The new fiscal year has started with a broad range of twists and turns in the global equity markets. The imposition of trade tariffs by the US government on almost all its trading partners has created flux in the global economy, with most market participants believing that the tariffs will lead to a global recession. Furthermore, the US trade war with China has been critical, where both parties have indulged in persistent tariffs, which are damaging to the economies. Although the challenges for the global economy have increased manifold, Indian equity markets have outperformed the global markets by a significant margin. There are many structural reasons for the strong performance, and we will discuss them in the subsequent sections.

The month of March was a good month for Indian equities as the narrow index NIFTY 50 rallied by 6% while the broader market index NIFTY 500 rallied by 7%. The small and midcap indices rallied by 9% and 8%, respectively, after being battered badly in the months of January and February. The Indian markets rallied during the month; however, major global indices like the S&P 500, Dow Jones, and FTSE 100 saw negative returns over the same period. While the Indian equities performed well, we are happy to note that all our flagship strategies, Pure Contra, Pure Growth and Kaizen, outperformed the market in the month of March. We are also excited to share that all our flagship strategies have demonstrated healthy outperformance during the FY25. Pure Growth outperformance picked up during the tougher market conditions, and the strategy moved up to the top quartile by the end of the fiscal. At the same time, Kaizen retained its top-quartile performance through the year. Pure Contra delivered top-quartile performance for 10 of the 12 months during the fiscal year and moved down only slightly to the second quartile by the end of the year. Overall, the strategies have delivered an excellent performance in line with the strategy’s objectives.

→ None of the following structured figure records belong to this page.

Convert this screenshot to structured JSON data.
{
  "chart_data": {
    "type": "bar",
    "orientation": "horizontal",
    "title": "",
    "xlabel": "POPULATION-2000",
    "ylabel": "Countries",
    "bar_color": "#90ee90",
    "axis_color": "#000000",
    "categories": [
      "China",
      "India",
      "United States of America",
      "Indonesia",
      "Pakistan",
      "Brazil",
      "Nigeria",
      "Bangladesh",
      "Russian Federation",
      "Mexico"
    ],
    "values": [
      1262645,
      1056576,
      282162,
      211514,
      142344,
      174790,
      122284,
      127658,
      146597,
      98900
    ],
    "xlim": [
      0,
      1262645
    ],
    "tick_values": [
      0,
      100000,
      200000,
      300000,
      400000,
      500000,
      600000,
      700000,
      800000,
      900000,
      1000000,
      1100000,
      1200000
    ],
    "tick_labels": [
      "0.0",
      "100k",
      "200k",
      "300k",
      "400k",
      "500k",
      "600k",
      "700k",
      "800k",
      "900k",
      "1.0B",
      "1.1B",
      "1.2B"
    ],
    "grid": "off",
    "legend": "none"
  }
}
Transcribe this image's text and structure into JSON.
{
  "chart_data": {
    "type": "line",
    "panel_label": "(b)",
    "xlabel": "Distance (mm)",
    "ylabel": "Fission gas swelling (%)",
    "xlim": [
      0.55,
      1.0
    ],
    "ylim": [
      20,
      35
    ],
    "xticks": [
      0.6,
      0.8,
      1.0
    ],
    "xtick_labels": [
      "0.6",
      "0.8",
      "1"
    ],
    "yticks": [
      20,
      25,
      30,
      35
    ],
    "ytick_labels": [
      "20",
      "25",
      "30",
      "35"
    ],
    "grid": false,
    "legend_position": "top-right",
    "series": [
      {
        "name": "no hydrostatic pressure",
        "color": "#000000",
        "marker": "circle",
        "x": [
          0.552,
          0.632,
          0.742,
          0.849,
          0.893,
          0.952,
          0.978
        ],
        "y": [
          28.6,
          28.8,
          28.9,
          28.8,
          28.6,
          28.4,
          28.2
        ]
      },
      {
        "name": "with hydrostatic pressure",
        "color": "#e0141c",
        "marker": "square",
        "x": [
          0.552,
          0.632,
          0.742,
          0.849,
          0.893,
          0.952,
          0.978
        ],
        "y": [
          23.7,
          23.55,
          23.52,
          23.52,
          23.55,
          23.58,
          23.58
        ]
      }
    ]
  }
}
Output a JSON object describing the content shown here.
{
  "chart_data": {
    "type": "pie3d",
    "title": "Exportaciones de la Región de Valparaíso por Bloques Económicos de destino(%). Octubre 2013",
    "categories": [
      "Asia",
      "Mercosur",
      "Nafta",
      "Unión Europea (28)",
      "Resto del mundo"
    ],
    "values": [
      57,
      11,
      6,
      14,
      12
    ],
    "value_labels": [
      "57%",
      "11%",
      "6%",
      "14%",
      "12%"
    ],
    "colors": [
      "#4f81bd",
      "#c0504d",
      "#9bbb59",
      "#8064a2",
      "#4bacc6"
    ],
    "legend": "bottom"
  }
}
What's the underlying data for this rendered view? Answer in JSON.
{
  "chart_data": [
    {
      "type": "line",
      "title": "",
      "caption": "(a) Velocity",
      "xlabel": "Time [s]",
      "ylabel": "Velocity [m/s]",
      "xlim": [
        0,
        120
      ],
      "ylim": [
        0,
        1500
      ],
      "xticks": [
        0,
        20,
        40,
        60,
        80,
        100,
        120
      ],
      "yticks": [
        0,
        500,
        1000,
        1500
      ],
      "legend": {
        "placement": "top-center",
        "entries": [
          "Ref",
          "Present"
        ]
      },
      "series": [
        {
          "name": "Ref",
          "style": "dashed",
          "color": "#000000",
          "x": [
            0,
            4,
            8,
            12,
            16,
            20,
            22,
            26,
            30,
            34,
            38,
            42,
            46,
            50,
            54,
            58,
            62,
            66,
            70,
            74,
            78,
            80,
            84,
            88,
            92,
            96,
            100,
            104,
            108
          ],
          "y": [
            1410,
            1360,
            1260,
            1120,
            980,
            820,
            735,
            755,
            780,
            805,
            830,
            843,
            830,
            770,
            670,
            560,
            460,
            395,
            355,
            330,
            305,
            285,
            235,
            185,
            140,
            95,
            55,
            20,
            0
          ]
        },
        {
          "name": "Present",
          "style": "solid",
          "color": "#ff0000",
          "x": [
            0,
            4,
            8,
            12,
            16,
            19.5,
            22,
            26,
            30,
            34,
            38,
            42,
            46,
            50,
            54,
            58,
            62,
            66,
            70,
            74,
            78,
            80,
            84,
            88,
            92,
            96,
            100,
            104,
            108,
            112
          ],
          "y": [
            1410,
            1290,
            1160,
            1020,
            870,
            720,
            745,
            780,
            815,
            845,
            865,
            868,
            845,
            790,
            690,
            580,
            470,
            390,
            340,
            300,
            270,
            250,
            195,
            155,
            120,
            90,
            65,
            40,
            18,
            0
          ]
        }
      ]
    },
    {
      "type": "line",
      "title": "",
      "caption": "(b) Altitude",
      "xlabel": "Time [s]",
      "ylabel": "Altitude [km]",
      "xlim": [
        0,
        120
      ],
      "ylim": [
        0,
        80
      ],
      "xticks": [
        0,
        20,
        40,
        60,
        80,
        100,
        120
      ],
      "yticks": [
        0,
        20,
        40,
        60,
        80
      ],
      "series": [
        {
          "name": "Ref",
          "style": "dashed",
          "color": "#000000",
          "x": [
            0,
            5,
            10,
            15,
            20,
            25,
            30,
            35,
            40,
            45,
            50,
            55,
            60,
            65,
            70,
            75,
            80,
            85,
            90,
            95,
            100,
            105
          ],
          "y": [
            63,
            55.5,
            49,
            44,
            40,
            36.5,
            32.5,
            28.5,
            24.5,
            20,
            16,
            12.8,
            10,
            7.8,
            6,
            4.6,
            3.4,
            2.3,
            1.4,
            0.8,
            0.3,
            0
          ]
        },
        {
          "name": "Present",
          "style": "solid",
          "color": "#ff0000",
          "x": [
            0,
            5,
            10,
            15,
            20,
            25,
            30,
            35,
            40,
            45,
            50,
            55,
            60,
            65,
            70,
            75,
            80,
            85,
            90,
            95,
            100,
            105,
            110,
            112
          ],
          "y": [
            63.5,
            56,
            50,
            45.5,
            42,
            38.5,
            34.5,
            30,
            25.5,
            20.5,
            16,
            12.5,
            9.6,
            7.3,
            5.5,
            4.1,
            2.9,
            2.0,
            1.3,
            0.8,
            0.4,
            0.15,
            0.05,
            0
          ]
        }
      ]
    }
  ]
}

Q4FY25 Earnings Season Likely to be Constructive

Top banks, including ICICI Bank and HDFC Bank, have declared their results, which stand better than expectations, and operating parameters have shown improvement. ICICI Bank results, in particular, were top notch, with sequential improvement in Net Interest Margins, which was a significant positive. The reported asset quality for these top two private banks was stable, thus ensuring that multiples are likely to be sustained over the medium to long term. Banking stocks took a beating after Q2 and Q3 results because of slower deposit growth, but palpable improvements have been visible in the current quarter, which is a significant positive. Banking stocks traded at relatively inexpensive valuations, and decent results helped the overall market sentiment because of the substantial weight in the sector

IT majors also reported numbers. However, they have been disappointing for Infosys and TCS. While this has been disappointing, we believe the significant correction in stock prices has captured the business weakness. The sector appears to have limited downside from hereon; however, growth challenges persist. For instance, Infosys has guided only 0-3% growth for FY26, indicating sluggishness. This makes significant allocation to the sector challenging.

The performance of the Capital Goods sector will also be critical, given the sequential pickup in capex activity. The implications of a pick-up in economic activity due to the Kumbh Mela should also be interesting. The Retail sector should report healthier numbers during the quarter. Overall, sequential improvement is expected, which should help the market moving forward.

The Way Ahead: FY26 Will Be Better Than FY25

Even as global challenges persist, India has emerged as a bright spot in the global equity markets. The country has taken a proactive stance, staying ahead of many others by initiating discussions with the US government to explore possible solutions to ongoing trade challenges. FY25 had multiple challenges emanating from sluggish Q1 and Q2, driven by the election effect. However, from an economic perspective, the FY26 growth rate should be better than that of FY25. Government spending picked up steam by the end of Q3FY25 and has gained traction in Q4FY25 as well. Also, the Reserve Bank of India has pivoted and is now focusing on improving liquidity to spur growth. Thus, corporate earnings will likely gain traction in FY26, resulting in double-digit returns for Indian equities.

Conclusion

Indian equities have shown resilience in a challenging global environment. FY26 has had a promising start with operating performance improving in the BFSI sector which is a significant positive. Q4FY25 GDP growth could surprise positively which is likely to set the tone for a good FY26. Overall, we are at a juncture where investing at current levels will create solid value in the years to come.